Today, the demand is for the geo-literate librarian who would combine knowledge of basic map and spatial-data concepts with a solid background in instruction services, reference services, collection development, classification schemes, and cataloging systems. This is NeoMap Librarianship. It would include both traditional map and the new geospatial librarians who vary in the level of geo-literacy, but coexist in the 21st century. Librarians are living the global geospatial revolution as they interact with the world of geospatially enabled technologies, the Internet, and user-friendly cartography tools. As such, in spite of some librarians lacking formal background in geography and cartography, these NeoMap Librarians may be proficient using web-mapping tools, open-source data, and GIS technologies. Virtual globe, map, satellite imagery, and aerial photography are being heralded as poster children of Web 2.0 by Patrick McGlamery, a seasoned academic map librarian, who used Google Map and Google Earth as examples (as cited in Abresch, Hanson, Heron, & Reehling, 2008, p. ix). It is the NeoMap Librarian who may turn map resources from problem children to valued resource collections.

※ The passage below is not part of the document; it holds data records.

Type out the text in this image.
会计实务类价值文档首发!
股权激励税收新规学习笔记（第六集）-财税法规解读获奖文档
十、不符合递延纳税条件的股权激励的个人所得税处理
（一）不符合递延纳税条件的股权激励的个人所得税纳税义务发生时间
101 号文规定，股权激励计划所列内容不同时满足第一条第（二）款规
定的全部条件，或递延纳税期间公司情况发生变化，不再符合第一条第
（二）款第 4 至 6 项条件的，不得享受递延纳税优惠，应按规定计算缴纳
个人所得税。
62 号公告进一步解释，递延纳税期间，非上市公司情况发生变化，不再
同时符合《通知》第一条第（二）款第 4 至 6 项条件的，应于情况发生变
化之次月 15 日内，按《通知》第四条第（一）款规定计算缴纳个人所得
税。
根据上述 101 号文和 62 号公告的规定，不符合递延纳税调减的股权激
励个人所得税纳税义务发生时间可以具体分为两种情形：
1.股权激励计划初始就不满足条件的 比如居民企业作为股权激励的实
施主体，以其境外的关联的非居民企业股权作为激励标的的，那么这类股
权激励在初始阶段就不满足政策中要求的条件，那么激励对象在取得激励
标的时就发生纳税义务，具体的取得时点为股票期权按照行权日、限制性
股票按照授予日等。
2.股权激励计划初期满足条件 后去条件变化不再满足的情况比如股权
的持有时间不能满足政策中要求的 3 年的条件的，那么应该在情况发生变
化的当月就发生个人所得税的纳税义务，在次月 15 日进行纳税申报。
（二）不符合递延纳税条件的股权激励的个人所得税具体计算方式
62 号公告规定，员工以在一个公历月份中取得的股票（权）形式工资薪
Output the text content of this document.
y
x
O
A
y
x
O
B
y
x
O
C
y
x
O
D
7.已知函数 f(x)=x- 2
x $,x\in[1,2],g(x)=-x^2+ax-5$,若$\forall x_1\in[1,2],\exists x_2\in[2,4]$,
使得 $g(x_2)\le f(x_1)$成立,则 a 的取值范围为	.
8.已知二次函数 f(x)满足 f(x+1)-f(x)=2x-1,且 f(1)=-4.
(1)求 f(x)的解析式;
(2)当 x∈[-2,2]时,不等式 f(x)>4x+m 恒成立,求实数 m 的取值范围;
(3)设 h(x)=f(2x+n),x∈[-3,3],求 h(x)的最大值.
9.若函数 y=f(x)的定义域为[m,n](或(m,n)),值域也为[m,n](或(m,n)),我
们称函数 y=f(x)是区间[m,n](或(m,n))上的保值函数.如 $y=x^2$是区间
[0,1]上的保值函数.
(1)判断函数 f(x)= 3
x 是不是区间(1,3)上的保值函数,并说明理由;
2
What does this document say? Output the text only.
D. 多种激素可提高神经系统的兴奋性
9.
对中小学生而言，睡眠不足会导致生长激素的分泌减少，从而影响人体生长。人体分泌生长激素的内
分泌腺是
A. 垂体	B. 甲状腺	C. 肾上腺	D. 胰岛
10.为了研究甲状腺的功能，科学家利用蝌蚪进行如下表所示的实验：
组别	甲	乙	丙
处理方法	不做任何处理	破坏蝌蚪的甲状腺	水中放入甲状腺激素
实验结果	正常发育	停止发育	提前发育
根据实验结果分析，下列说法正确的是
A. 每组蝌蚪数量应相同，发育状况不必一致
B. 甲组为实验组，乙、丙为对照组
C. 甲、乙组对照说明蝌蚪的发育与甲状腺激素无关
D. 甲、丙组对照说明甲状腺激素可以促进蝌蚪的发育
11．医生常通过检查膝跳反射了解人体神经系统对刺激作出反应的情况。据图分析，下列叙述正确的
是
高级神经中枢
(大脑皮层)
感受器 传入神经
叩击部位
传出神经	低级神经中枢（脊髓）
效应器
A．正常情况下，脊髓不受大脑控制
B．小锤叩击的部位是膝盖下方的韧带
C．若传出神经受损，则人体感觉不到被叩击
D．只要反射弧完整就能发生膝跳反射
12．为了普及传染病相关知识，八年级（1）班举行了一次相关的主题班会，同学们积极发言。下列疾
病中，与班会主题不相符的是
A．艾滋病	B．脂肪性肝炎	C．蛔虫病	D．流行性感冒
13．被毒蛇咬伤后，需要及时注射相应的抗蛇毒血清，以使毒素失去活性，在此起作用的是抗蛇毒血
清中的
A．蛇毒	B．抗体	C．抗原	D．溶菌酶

NeoMap Librarianship is defined in part through job advertisements. Job descriptions can be specific to map cataloging or acquisitions specialist for Sanborn Fire Insurance maps. However, other job announcements call for a geospatial librarian, listing qualifications such as a graduate degree in a geoscience-related discipline and academic background plus demonstrated abilities in GIS. These qualifications are in addition to or in lieu of the Master in Library Science (MLS) from an American Library Association or ALA-accredited LIS degree program.

Prior to 1945, approximately 30 libraries had full-time map librarians (Hanson & Heron, 2008, p. 96). Today, the Map and Geospatial Information Round Table (MAGIRT), a professional map librarian organization under the ALA has nearly 300 members as of Dec. 2014 (MAGIRT, 1996–2016; J. Clemons, personal communication, Feb. 26, 2015). In 2008, the first technical textbook devoted to integrating GIS into academic library services was written by Abresch et al. (2008), all of whom are librarians with geography and cataloging specialty backgrounds. Like-minded, Eva Dodsworth (2012) believed that library professionals should upgrade geo-literacy skills; she wrote the first book to teach GIS and mapping skills to non-GIS librarians. She described her book as a “training package for all library staff interested in gaining the most up-to-date and relevant mapping skills” (Dodsworth, 2012, p. xi).

This book strives to provide a pragmatic guide written for the community of LIS students and working librarians who want to reach a higher level of geo-literacy. This book may inform the community of geography and geospatial savvy graduates to better understand how their knowledge could be enhanced with library skills to meet the job description expectations for working in libraries. As NeoGeography and NeoCartography have become commonplace, it is time library school programs support NeoMap Librarianship and join the Geospatial Revolution.